Kommunalwahlen in Italien

Stalingrad in Mailand

Bei den Kommunalwahlen könnte die Partei von Silvio Berlusconi ihre wichtigste Stadt verlieren. Die Wahl in Mailand ist entscheidend für die politische Zukunft des italienischen Premierministers.

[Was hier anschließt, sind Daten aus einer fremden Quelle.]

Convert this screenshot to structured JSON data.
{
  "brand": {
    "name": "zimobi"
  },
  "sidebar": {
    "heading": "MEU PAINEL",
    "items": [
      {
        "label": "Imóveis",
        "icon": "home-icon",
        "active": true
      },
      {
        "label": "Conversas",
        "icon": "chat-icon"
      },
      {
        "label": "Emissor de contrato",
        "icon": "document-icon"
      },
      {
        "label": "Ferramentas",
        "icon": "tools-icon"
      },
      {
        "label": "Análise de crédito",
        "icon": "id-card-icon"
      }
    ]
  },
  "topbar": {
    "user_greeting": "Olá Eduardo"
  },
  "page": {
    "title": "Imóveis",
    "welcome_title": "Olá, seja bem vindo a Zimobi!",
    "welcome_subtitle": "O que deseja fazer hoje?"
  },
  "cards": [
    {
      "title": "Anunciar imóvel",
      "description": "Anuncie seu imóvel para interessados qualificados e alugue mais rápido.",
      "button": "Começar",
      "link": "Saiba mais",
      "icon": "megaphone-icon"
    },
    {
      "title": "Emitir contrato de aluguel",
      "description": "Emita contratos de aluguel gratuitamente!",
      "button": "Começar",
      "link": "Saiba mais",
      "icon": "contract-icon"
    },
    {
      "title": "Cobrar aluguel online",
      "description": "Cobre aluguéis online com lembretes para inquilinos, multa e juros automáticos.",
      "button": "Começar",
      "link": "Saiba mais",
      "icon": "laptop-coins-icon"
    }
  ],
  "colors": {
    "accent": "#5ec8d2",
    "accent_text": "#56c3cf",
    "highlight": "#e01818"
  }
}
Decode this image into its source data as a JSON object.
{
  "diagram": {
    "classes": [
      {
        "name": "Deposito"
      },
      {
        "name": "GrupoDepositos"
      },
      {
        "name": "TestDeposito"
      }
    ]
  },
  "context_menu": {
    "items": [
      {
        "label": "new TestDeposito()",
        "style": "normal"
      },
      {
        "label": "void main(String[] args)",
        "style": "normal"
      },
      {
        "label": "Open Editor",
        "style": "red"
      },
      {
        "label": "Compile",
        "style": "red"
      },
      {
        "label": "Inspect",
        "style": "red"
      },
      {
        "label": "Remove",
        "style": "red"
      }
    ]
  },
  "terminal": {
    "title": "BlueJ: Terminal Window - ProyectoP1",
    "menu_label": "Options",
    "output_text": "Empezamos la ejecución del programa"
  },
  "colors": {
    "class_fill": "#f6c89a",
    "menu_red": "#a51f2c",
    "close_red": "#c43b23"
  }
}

Nach dem schlechten Abschneiden seiner Partei bei den Kommunalwahlen Mitte Mai war Silvio Berlusconi nicht mehr nach Scherzen zumute. Ausgerechnet in Mailand, aber nicht nur dort, muss das Rechtsbündnis in die Stichwahl. Die amtierende Oberbürgermeisterin Letizia Moratti blieb im ersten Wahlgang weit hinter Giuliano Pisapia zurück, dem Kandidaten des Linksbündnisses.
»Unvorstellbar, dass diese Stadt nicht von uns regiert wird«, hatte Berlusconi noch bei der Stimmabgabe gesagt. Mailand ist sein Territorium. Hier wurde er zum reichsten Bau- und Medienunternehmer des Landes, hier gründete er seine Partei »Forza Italia« und hier gründete er mit den Separatisten der Lega Nord ein Rechtsbündnis, das seinen politischen Aufstieg ermöglichte.
Nun aber könnte ausgerechnet in Mailand das überfällige Ende von Berlusconis politischer Karriere eingeleitet werden. Seit Wochen laufen hier die Prozesse, in denen er sich wegen Korruption und Prostitution Minderjähriger verantworten muss. Wiederholt hatte Berlusconi im Wahlkampf die Staatsanwaltschaft als »Krebsgeschwür« der italienischen Volkssouveränität bezeichnet. Zuletzt hatte er die Kommunalwahlen zu einem »Test von nationaler Bedeutung«, zu einem Referendum über seine Person ausgerufen. Das Wahldebakel in Mailand ist deshalb vor allem seine persönliche Niederlage.
Erst zwei Tage nach der Wahl meldete sich Berlusconi mit einer als Interview getarnten Ansprache auf fünf Fernsehkanälen bei seinem Publikum zurück. In der Rolle des Ministerpräsidenten versicherte er, die Stichwahlen hätten keinerlei Auswirkungen auf die Stabilität der Regierung, als Wahlkämpfer griff er auf seine alte antikommunistische Propaganda zurück: Pisapia sei ein »Terrorist«, der aus Mailand »Stalingrad« machen wolle. Da sich der linke Politiker bei den Vorwahlen innerhalb des Linksbündnisses gegen die Kandidaten der Demokratischen Partei durchsetzen konnte und früher einige Jahre als unabhängiger Abgeordneter für die Partei der Rifondazione Comunista im Parlament saß, wird er von der Rechten seit Monaten als »Extremist« diffamiert. Er gilt ihr als Kandidat der linksradikalen Centri sociali. Die Lega Nord plakatiert, Mailand werde in eine »Zigeunerstadt« verwandelt, die Wertkonservativen warnen vor einem »Schwulen-Mekka«, einer Stadt, »in der es keinen Unterschied mehr gibt zwischen Männern und Frauen«. Doch über die Wahlkampftaktik herrscht innerhalb der Rechten Streit: Mailands Großbürgertum distanziert sich inzwischen von der ungebremsten Vulgarität des Berlusconi-Lagers und die Parteibasis der Lega Nord plädiert für mehr Autonomie. So zeugt Berlusconis Versprechen, den Sitz zweier Ministerien nach Mailand zu verlegen, ebenso wie die populistische Ankündigung, Strafzettel zu annullieren, eher von verzweifelter Ohnmacht denn von optimistischer Souveränität. Bei der Stichwahl am Wochenende ist es nicht auszuschließen, dass es den Rechten wider Erwarten noch einmal gelingt, Geschlossenheit zu demonstrieren. Die Stimmung in der Stadt deutet allerdings eher darauf hin, dass Pisapias Erfolg im ersten Wahlgang eine so starke symbolische Wirkung hatte, dass kommenden Montag in Mailand tatsächlich eine neue politische Ära beginnen kann.